DR. WU: The treatment for ovarian cancer is surgical excision often in conjunction with chemotherapy. If ovarian cancer is caught in the early stage, stage 1, cure rates are great, 90 to 95 percent. But unfortunately most ovarian cancer is caught at an advanced stage and five years survival is something as low as 20 percent.

DENISE: What is an early stage?

DR. WU: So staging with ovarian cancer is related to where the cancer is. Early cancer, or stage 1, means that the cancer is just confined to the ovary. In advanced stages, the cancer has spread to adjacent organs and things like that, like the intestines, the liver, the lungs. So it becomes very difficult to treat cancers once they've spread beyond the ovary and spread to other body parts.
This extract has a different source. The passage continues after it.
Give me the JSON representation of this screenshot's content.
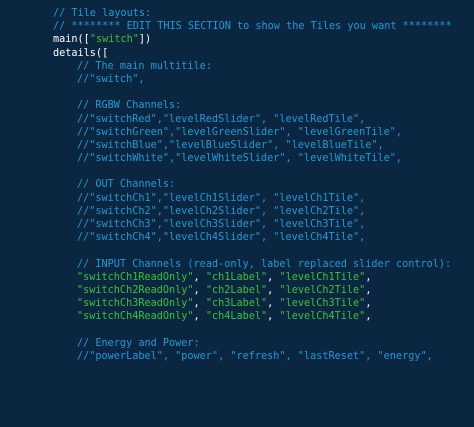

DENISE: Chemotherapy is not helpful in that circumstance.

DR. WU: Patients are usually treated with surgical excision and chemotherapy, but usually it doesn't get all of the cells, so then patients will experience a relapse, the ovarian cancer comes back. Then they may need additional chemotherapy.

DENISE: When a woman goes to her gynecologist and maybe she doesn't have a family history of ovarian cancer, she's simply scared of the possibility given the statistics out here, what should she do?

DR. WU: Unfortunately we don't have a great screening test in terms of sonograms or blood tests or anything like that, that could be used for the widespread population that could be used to prevent ovarian cancer. We're still working on that. But, I think that patients that try to take care of themselves and go for annual checkups, we have a better chance of finding ovarian cancer early in them.

DENISE: Dr. Wu thank you very much for being with us. I'm Denise Richardson for howdini.com.